Hydra, the Nix-based continuous build system
http://nixos.org/hydra
GNU General Public License v3.0
1.1k stars 291 forks source link

Make "timed out" and "log limit exceeded" builds aborted #1369

Open Ma27 opened 3 months ago

Ma27 commented 3 months ago

In 73694087a088ed4481b4ab268a03351b1bcaac3c I gave builds that failed because of a timeout or exceeded log limit a stop sign and I stand by that reasoning: with that it's possible to distinguish between actual build failures and rather transient things such as timeouts.

Back then I considered it a feature that these are shown in a different tab, but I don't think that's a good idea anymore. When using a jobset to e.g. track the regressions from a mass rebuild (like a compiler or gcc update), "Newly failed builds" should exclusively display regressions (and flaky builds of course, not much I can do about that).

Also, when a bunch of builds fail in such a jobset because of e.g. a broken connection to a builder that results in a timeout, I want to be able to restart them all w/o rebuilding actual regressions.

To make it clear that we not only have "Aborted" builds in the tab, I renamed the label to "Aborted / Timed out".

cc @NixOS/infra who will probably be the most affected by that for opinions.

mweinelt commented 3 months ago

Deployed on hydra.nixos.org.

vcunat commented 3 months ago

I find it a little weird that "restart all aborted jobs" now won't restart this whole tab but only a subset of it (won't restart the timed out jobs).

Ma27 commented 3 months ago

OK I only tested it until the point of where a certain job was displayed in a jobset eval. You're right, that should be part of that PR as well.

We should probably factor the logic on when something is aborted out to get rid of this duplication (in the restart, the jobset eval template and the jobset diff).

vcunat commented 3 months ago

Also for hydra.nixos.org there's a practical disadvantage that timing out jobs can't be filtered out when doing diffs, i.e. instead of in "still failing" tab they'll be in "aborted" tab. I mean the timeouts that aren't transient but just a bad build, though yeah – we'd better fix those somehow.

Ma27 commented 3 months ago

@vcunat part of the motivation was that I don't want to see timed out builds in "newly failing" (and subsequently I don't want to restart actual regressions when restarting timed out builds) and aborted builds seem more sensible here.

Perhaps we want to add another tab?

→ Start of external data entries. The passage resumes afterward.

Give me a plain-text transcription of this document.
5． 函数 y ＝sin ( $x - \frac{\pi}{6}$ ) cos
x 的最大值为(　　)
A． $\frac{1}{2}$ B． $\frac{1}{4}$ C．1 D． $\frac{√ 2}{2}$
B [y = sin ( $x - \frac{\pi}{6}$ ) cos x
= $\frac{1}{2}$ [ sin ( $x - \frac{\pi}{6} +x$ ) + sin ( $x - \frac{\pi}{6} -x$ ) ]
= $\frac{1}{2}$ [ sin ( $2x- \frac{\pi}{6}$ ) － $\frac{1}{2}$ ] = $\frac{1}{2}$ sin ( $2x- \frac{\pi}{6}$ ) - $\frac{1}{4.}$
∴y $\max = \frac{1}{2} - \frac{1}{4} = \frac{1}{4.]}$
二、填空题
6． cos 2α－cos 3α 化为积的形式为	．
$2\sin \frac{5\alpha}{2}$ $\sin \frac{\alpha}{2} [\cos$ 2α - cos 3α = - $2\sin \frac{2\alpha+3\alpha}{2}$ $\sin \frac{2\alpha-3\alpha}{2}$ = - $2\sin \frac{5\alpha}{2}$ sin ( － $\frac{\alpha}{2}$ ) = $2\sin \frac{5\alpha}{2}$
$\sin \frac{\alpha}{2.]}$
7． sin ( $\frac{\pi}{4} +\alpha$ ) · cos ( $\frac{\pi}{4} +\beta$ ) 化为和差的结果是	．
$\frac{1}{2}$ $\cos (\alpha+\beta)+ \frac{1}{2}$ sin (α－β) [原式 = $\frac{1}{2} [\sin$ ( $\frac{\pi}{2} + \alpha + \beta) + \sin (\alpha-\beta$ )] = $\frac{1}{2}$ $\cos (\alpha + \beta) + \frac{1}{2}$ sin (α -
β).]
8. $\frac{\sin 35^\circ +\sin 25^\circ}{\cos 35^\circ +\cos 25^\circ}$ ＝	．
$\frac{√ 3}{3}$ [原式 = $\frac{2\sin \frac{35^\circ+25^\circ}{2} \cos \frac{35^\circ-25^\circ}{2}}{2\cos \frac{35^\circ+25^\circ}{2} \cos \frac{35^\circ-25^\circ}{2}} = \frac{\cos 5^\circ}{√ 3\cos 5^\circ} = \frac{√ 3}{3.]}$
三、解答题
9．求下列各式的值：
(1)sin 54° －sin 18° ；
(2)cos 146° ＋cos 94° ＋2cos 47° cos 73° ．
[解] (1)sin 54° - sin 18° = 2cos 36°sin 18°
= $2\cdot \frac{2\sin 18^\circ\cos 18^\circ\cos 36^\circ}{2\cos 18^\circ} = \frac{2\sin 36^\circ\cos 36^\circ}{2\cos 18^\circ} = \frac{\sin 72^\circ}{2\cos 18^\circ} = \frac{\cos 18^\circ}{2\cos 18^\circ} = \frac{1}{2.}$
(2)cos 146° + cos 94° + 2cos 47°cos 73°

Doesn't seem too complicated I guess, the categorization happens entirely outside of the DB AFAIK.

vcunat commented 2 months ago

Note: "log limit exceeded" is usually not transient, in my experience. Restarting such builds will typically produce too much logs again, so I'm not sure about the move in that case. I consider it similar to "output size exceeded".

Though yes, it's somewhat impure – at least in the sense that these limits are configurable without changing the derivation hash.